I was not suggesting that it's not possible to track user behavior. Of course it is.
Originally Posted by
porciuscato
That's a straw man. They don't need to change the inventory displayed to 3rd parties, just the price displayed to me. It might be worth the chance that I won't check elsewhere and will just pay the higher price. We already know that United does routinely display different individual prices, BTW -- whenever someone enters a US Olympic, Veteran, Student, or Passplus code. Same fare bucket, different price.
Yes, you're right about the special fares, but those are still coded as fares in their system. It's just that they're unpublished, so they don't show up in the GDS.
So what you're claiming is that UA would write logic to bypass the lowest-fare display if you've repeated a search recently, and display a higher, unpublished fare instead?
If they think somebody will pay the higher price, why not just display the higher price? Why offer a lower price for the first couple of searches, and then increase it? Why take the risk that somebody's going to look on some other site and you're going to get called out for this?
Originally Posted by
porciuscato
It may well drop too. It's just that nobody asks questions about it then.
Sorry, I don't believe that at all. If
anybody found that they could get lower airfare by building up a search history, it would be all over the Internet: "One weird trick that airlines don't want you to know!" The blogs would eat it up.
Originally Posted by
threeoh
I don't think United or any other major U.S. airline is doing this, but I do agree it is technically feasible. They wouldn't have to manufacture a new fare or anything, they would just have to sell you one fare bucket up in price, like sell you a W fare even if the fare inventory is S2.
But, I don't think they do this.
Correct, that, at least, would be technically feasible, as long as nobody were paying attention.

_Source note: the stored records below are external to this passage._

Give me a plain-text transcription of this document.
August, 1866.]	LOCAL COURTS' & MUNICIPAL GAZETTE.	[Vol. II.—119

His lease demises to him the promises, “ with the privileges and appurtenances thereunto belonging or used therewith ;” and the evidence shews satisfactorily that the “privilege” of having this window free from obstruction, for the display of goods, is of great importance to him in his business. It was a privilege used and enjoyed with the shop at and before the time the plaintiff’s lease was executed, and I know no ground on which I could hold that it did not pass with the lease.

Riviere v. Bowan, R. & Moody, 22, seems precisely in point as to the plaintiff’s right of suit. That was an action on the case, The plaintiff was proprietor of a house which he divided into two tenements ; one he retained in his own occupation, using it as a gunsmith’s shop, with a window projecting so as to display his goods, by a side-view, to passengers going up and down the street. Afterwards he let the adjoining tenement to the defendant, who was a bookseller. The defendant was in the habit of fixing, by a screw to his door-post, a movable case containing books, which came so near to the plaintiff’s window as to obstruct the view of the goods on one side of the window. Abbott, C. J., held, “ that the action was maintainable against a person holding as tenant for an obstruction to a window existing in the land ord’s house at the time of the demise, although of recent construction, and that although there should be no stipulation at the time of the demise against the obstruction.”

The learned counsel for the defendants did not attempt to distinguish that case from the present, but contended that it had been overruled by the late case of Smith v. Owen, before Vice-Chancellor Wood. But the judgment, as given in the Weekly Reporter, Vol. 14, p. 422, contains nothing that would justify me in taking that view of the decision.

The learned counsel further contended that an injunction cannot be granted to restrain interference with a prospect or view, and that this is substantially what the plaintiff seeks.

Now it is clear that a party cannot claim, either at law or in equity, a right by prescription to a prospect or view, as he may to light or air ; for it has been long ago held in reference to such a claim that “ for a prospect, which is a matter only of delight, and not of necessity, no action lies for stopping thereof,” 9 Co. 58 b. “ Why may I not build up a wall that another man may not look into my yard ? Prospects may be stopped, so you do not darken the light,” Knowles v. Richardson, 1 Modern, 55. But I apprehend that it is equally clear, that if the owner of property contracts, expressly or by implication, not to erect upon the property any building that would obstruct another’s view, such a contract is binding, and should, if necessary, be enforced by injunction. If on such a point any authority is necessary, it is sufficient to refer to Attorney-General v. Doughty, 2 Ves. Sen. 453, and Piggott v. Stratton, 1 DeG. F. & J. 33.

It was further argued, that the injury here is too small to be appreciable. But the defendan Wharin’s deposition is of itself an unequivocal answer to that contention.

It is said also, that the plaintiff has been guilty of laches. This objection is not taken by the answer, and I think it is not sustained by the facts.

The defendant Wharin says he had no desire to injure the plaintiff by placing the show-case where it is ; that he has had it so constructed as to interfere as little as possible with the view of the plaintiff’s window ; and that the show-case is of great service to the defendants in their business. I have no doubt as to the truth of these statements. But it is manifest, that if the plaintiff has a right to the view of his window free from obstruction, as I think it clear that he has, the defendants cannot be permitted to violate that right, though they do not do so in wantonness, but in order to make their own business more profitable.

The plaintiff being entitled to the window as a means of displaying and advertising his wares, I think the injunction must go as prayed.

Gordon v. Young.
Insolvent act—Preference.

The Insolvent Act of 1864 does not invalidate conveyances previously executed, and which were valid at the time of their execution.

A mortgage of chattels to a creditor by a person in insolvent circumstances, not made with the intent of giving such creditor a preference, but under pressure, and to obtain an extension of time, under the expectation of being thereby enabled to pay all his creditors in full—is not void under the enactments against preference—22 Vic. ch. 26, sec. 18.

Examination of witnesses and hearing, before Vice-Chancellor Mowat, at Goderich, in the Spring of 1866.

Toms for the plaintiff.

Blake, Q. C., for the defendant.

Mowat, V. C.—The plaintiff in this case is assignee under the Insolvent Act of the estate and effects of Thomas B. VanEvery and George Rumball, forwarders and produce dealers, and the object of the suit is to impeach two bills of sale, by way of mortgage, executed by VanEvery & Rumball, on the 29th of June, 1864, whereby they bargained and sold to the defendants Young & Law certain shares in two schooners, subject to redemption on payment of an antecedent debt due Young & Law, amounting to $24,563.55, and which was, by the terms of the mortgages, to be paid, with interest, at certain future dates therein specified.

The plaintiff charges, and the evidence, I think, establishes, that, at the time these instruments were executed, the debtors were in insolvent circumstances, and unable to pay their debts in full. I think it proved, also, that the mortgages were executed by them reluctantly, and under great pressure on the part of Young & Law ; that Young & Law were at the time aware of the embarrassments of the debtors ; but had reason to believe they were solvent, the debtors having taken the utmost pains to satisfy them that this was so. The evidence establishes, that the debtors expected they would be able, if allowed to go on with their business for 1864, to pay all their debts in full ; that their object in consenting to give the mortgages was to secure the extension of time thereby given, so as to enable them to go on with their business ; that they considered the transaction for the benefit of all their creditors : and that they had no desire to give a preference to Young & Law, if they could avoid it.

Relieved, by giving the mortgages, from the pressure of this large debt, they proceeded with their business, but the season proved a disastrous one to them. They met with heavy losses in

In my experience, they have certainly done this in the past. One way to avoid it is to clear cache and cookies, as OP noted. But you can also easily test this by using different browsers (I currently use three).
So what you're telling me is that UA's engineers are clever enough to write an entire secondary layer on top of their fare engine in order to try to track people who make the same search multiple times...
... but too stupid to consider using any additional information they have at their disposal, such as your IP address?